Please refer to the Manual of Practice for the Mechanistic-Empirical Pavement Design Guide (MEPDG). The following is an extract from that manual:
Full-Depth Reclamation (In-Place Pulverization of Conventional Flexible Pavements) - Cold in-place recycling of the HMA and existing aggregate base layers, and hot in-place recycling of HMA. Cold in-place recycling as a rehabilitation strategy is considered reconstruction under the MEPDG design/analysis process and would be defined as a new flexible pavement. Hot in place recycling as a rehabilitation strategy is considered mill and fill with an HMA overlay of the existing flexible pavement. The thickness of the hot in-place recycled material is considered part of the HMA overlay, as well as the thickness of the milled material. Full-depth reclamation, however, was not included in the global calibration of AASHTOWare Pavement ME Design.
Mechanistic-Empirical Pavement Design Guide - A Manual of Practice 2015 (AASHTO)
How you treat or simulate the FDR layer is an engineering decision. It depends on how the FDR layer is stabilized and designed.
If you are adding an emulsion to the reclaimed layer, it can be simulated as a conventional asphalt layer and the pavement can then be simulated as new construction.
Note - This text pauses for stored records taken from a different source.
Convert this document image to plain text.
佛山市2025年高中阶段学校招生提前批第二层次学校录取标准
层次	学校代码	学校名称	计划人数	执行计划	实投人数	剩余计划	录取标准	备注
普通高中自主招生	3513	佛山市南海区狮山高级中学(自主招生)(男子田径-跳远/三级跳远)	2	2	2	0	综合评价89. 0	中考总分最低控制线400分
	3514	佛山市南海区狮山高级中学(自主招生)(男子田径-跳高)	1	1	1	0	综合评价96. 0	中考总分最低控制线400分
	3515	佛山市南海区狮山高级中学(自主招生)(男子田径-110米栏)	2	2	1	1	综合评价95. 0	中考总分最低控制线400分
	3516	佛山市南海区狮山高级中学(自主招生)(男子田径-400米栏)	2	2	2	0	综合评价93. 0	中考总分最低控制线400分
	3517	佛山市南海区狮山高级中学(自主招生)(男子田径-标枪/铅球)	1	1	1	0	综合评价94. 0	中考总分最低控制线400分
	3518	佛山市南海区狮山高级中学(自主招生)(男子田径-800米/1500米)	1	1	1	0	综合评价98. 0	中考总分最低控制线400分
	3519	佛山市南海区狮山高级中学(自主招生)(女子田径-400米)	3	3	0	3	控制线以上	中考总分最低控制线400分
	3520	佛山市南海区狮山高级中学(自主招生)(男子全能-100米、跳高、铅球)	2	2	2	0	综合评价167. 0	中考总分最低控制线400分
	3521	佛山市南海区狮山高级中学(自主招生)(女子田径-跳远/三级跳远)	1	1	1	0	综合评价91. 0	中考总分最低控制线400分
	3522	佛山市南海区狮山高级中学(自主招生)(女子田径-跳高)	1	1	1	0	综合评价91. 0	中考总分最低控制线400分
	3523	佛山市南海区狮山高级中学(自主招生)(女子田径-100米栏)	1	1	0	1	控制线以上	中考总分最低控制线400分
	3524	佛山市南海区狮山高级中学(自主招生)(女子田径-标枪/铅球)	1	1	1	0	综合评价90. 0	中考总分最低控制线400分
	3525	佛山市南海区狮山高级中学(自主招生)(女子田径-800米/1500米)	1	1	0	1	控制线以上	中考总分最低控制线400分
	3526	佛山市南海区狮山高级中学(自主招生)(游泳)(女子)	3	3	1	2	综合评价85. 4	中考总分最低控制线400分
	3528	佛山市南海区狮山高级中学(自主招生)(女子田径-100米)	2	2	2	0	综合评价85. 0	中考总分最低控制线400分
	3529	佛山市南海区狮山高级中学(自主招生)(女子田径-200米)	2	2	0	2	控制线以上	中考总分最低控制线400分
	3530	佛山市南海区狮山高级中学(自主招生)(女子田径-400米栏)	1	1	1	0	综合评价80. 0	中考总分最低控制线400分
If an emulsion is used and the layer is simulated as an asphalt layer for new construction, you need to determine whether the default or local calibration coefficients for fatigue cracking apply to this FDR layer.
This decision will depend on how that FDR layer with emulsion added is designed and constructed. Some State agencies model the FDR layer as a high strength granular layer with a representative resilient modulus when a low amount of asphalt binder (4 percent or less) is used as the stabilizing material (Virginia for example).